The race is organized by Settle Harriers. Until race day, they were still requiring full kit, but at registration there were signs saying the kit was waterproof top and hat only. Nothing about a compass or whistle but no way was I setting off without mine. There was another sign warning of HEAT EXHAUSTION.

We were set off in five waves, each five minutes apart, once we’d found the start, which wasn’t where we expected (we knew it wasn’t in the gala field but at the foot of the moor, but we still had to do a big loop to find it). I suspect they put the start where it was to replicate the steep climb of the usual route, because it did. We set off and by the time we reached the road I thought, oh dear. Further, up and over the moor to meet the track and I’d already walked a bit. That was going to be my strategy anyway to get up the mountain: walk 10 seconds, run 20. I mostly stuck with that though the proportion reversed the higher I got.

In the first mile, I thought seriously about dropping out. I felt awful and overheated and I’d only just started. But I had a word with myself and trudged onwards.

Neil had alerted me to a good grassy trod that I could take instead of the rocky footpath, and amazingly I remembered it. I was drinking but still didn’t even finish one 500ml flask, which was nowhere near enough. But I drank as much as I wanted on the way up and on the way down there was no chance.
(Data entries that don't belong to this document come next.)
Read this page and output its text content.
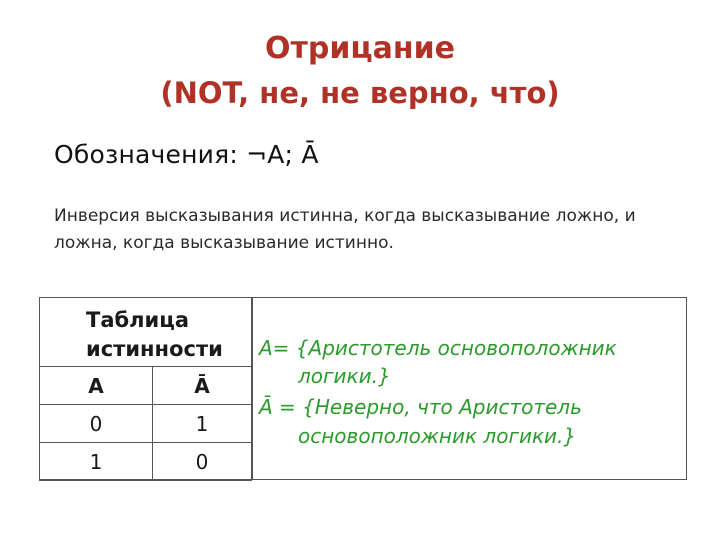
Отрицание
(NOT, не, не верно, что)
Обозначения: ¬A; Ā
Инверсия высказывания истинна, когда высказывание ложно, и ложна, когда высказывание истинно.
Таблица
истинности
A	Ā
0	1
1	0
A= {Аристотель основоположник
логики.}
Ā = {Неверно, что Аристотель
основоположник логики.}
I am more used to arriving at Ingleborough from the Three Peaks route side, and as the last time I’d done this race I couldn’t actually see the mountain, I wasn’t prepared for how many bloody false summits there are. After the third, I went all John McEnroe. You can’t be serious. By now I’d been passed by lots of people from the fifth wave, including Ruth from North Leeds, who made up the other half of our club representation. I could have been demoralised by all this passing, but I was too hot to care. Who the hell runs up a mountain in a heatwave, for fun?
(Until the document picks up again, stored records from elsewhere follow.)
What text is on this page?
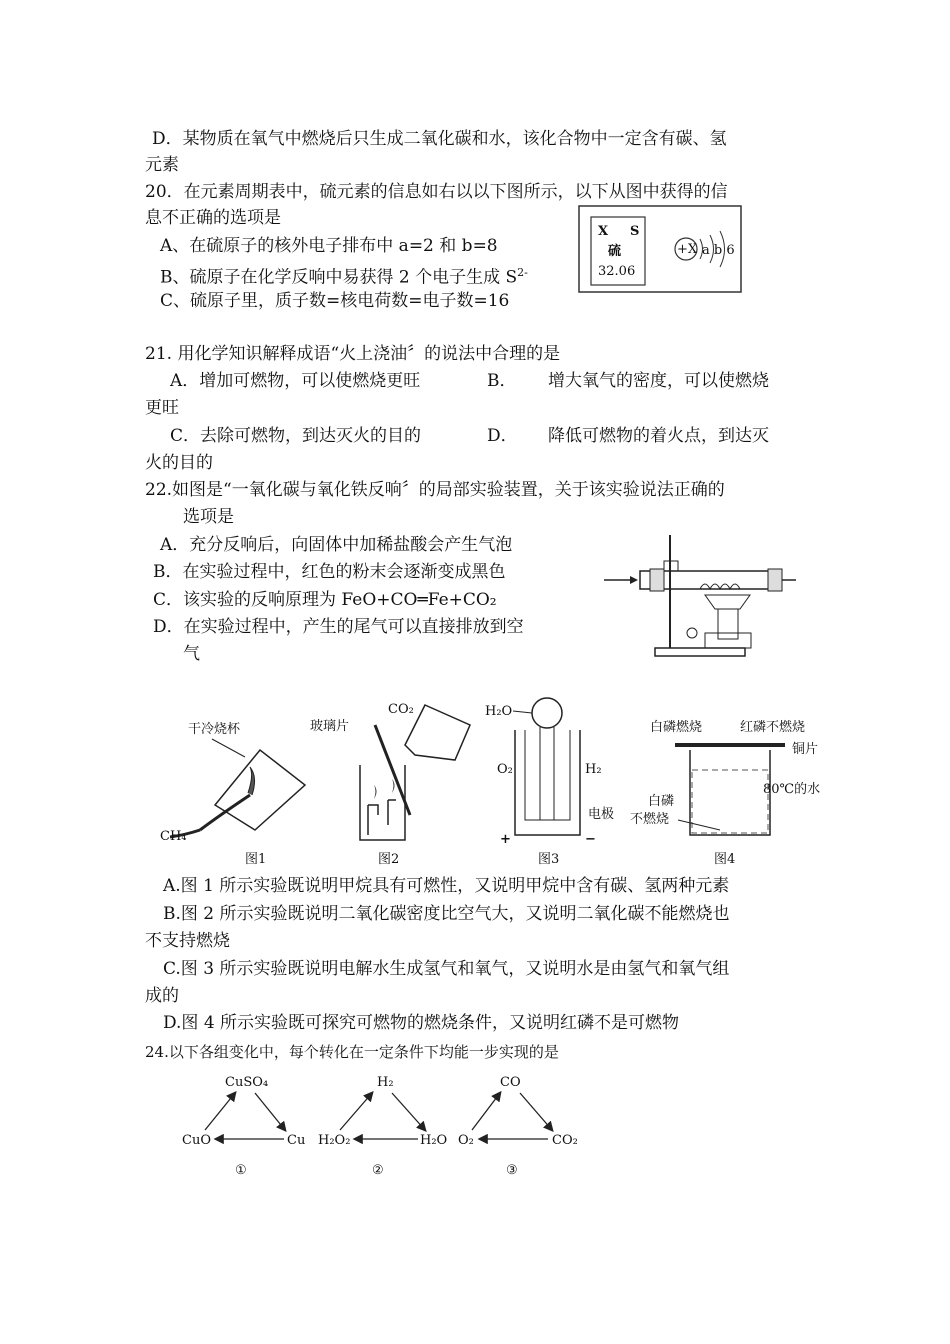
D．某物质在氧气中燃烧后只生成二氧化碳和水，该化合物中一定含有碳、氢
元素
20．在元素周期表中，硫元素的信息如右以以下图所示，以下从图中获得的信
息不正确的选项是
A、在硫原子的核外电子排布中 a=2 和 b=8
B、硫原子在化学反响中易获得 2 个电子生成 $S^{2-}$
C、硫原子里，质子数=核电荷数=电子数=16
X S
硫
32.06
+X a b 6
21. 用化学知识解释成语“火上浇油〞的说法中合理的是
A．增加可燃物，可以使燃烧更旺	B． 增大氧气的密度，可以使燃烧
更旺
C．去除可燃物，到达灭火的目的	D． 降低可燃物的着火点，到达灭
火的目的
22.如图是“一氧化碳与氧化铁反响〞的局部实验装置，关于该实验说法正确的
选项是
A．充分反响后，向固体中加稀盐酸会产生气泡
B．在实验过程中，红色的粉末会逐渐变成黑色
C．该实验的反响原理为 FeO+CO═Fe+CO₂
D．在实验过程中，产生的尾气可以直接排放到空
气
干冷烧杯
CH₄
图1
玻璃片
CO₂
图2
H₂O
O₂	H₂
电极
+	−
图3
白磷燃烧	红磷不燃烧
铜片
80℃的水
白磷
不燃烧
图4
A.图 1 所示实验既说明甲烷具有可燃性，又说明甲烷中含有碳、氢两种元素
B.图 2 所示实验既说明二氧化碳密度比空气大，又说明二氧化碳不能燃烧也
不支持燃烧
C.图 3 所示实验既说明电解水生成氢气和氧气，又说明水是由氢气和氧气组
成的
D.图 4 所示实验既可探究可燃物的燃烧条件，又说明红磷不是可燃物
24.以下各组变化中，每个转化在一定条件下均能一步实现的是
CuSO₄
CuO	Cu
①
H₂
H₂O₂	H₂O
②
CO
O₂	CO₂
③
I passed Pat Wardle on the way up, who was supporting his wife Laura. He wasn’t racing, probably because he finished a Bob Graham Round recently, but he still ran up the mountain. He got this nice pic of Neil which ended up on BBC Breakfast News, after Neil responded to a request for images of what people had done in the heatwave. He was the only one running up a mountain, oddly. Pat thought he’d photographed everyone he knew but he forgot about me. I got one of Laura though, who later said she didn’t even remember me taking it, she was in heat delerium.
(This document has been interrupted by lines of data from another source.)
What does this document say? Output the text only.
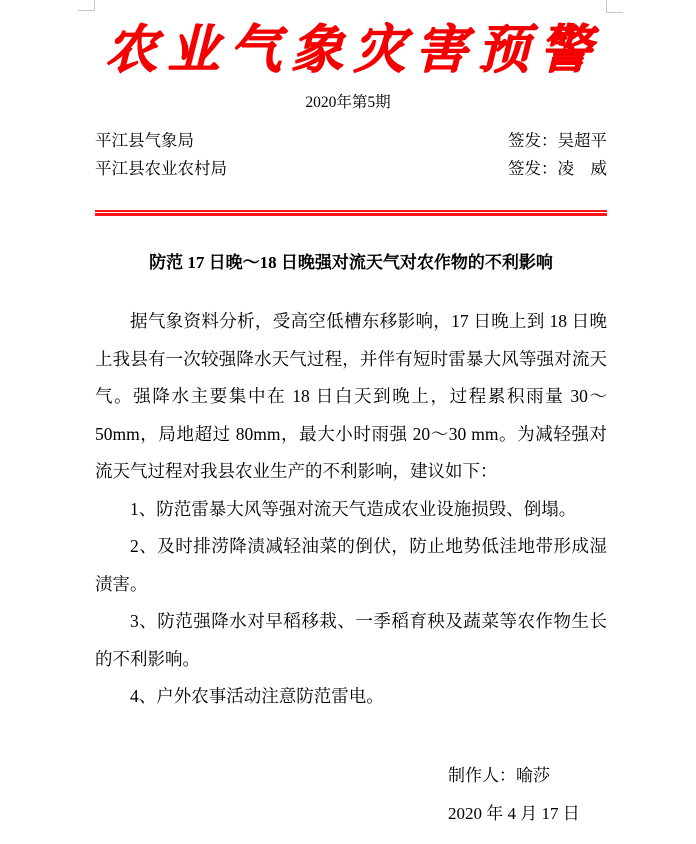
农业气象灾害预警
2020年第5期
平江县气象局	签发：吴超平
平江县农业农村局	签发：凌　威
防范 17 日晚～18 日晚强对流天气对农作物的不利影响

据气象资料分析，受高空低槽东移影响，17 日晚上到 18 日晚上我县有一次较强降水天气过程，并伴有短时雷暴大风等强对流天气。强降水主要集中在 18 日白天到晚上，过程累积雨量 30～50mm，局地超过 80mm，最大小时雨强 20～30 mm。为减轻强对流天气过程对我县农业生产的不利影响，建议如下：

1、防范雷暴大风等强对流天气造成农业设施损毁、倒塌。

2、及时排涝降渍减轻油菜的倒伏，防止地势低洼地带形成湿渍害。

3、防范强降水对早稻移栽、一季稻育秧及蔬菜等农作物生长的不利影响。

4、户外农事活动注意防范雷电。

制作人：喻莎
2020 年 4 月 17 日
Finally I reached the summit, and was instructed to loop around a marshal rather than the trig, as the trig was busy.

Neil had also suggested I come down to the left, down some steep grass shelves, and I remembered that too. I love descending and after a year of knee troubles, I think I’m getting my descending glee back, and I took places, though this was probably irrelevant as they were probably from the wave behind. A bit more rocky footpath, then I remembered the grass trod again, and followed a Settle Harriers woman along it. I managed not to fall, and even managed a sprint of sorts on the road down to the finish. Had I been more alert, I’d have noticed how many people were crashed out, but I needed water and more water: to drink and to pour over my head. I joined Neil, and my mates Marion and Louise in some precious shade provided by the van belonging to the Cave Rescue folks, one of whom came over to check we were OK.

It turns out there was a lovely leafy path back to Ingleton that we’d missed on the way up, and this lovely leafy path led directly to an ice-cream shop. I didn’t win anything, finishing in 1:27, though I inevitably got a PB by simply not getting lost. But it definitely felt victorious to have a vanilla cone in my hand.